• 并查集(Java)


    并查集常常用来判断在一个图中是否存在回路(是否可以生成树),以及用来判断图的联通性问题。

    这里介绍并查集的一种简单且使用较多的一种实现方法——快速union,快速find,基于重量的并查集实现方法。

    首先,需要两个数组——parent[] 与weight[] ,parent用来存放该节点的父节点,weight用来存放该节点有多少的子节点,也就是该节点的“重量”。

    其次,需要一个整数nums来记录一共有多少个不相连的集合

    并查集有三个基本的方法:init() , find() , union() 。init()用来对数组进行初始化,find()用来查找对应节点的根节点,union()用来连接节点。

    1,init() 初始化

    初始化时,每个节点的父节点都是他自身。每个节点对应的重量均为1,nums为集合中节点的数量,代码如下:

    void init()
    {
        for(int i = 0 ; i < parent.length ; i ++)
        {
              parent[i] = i ;
              weight[i] = 1 ;        
        }
        nums = parent,length ;
    }

    2,find()查找对应节点的根节点

    find() 在查找根节点时,一直比较节点与父节点是否相同,如果相同则说明该节点为根节点

    int find(int p)
    {
      while(parent[p] != p)
      {
        p = parent[p] ;
      }
      return p ;
    }

    3,union()连接两节点对应的父节点

    union()在连接两个节点的父节点时,需要比较两个节点的父节点的“重量”,将重量较大的节点看作为父节点将其合并,每合并一次,对应的nums的数量就会减一。

    public static void union(int p,int q,int[] nodes,int[] weight)
    {
        int n = find(p,nodes) ;
        int m = find(q,nodes) ;
        if(n == m ) return ;          //两节点的父节点相同,说明已经连接
        if(weight[n] > weight[m])
        {
            nodes[m] = n ;
            weight[n] += weight[m] ;
            nums -- ;
        }
        else{
            nodes[n] = m ;
                weight[m] += weight[n] ;
            nums -- ;
        }
    }    

    注意:在创建parent与weight数组时,数组的大小常常为节点个数加一,因为元素的节点常常从1开始,所以,定义的数组从1开始计数更为方便。

    下面看两道题目:

    1013 Battle Over Cities (25 分)

    It is vitally important to have all the cities connected by highways in a war.

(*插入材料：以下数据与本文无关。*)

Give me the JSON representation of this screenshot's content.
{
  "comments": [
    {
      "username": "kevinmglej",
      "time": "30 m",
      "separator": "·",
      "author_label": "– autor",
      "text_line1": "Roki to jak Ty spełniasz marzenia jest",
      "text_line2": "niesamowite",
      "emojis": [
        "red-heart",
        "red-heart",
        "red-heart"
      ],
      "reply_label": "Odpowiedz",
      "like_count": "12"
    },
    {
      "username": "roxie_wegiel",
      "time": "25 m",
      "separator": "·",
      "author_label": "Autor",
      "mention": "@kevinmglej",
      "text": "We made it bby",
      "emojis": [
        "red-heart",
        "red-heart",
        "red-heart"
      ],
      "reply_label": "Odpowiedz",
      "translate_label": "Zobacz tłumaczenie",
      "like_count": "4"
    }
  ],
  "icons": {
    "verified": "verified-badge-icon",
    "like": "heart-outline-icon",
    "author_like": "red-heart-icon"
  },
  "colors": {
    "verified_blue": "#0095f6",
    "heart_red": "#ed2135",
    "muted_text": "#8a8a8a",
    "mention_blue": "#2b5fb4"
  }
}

If a city is occupied by the enemy, all the highways from/toward that city are closed. We must know immediately if we need to repair any other highways to keep the rest of the cities connected. Given the map of cities which have all the remaining highways marked, you are supposed to tell the number of highways need to be repaired, quickly.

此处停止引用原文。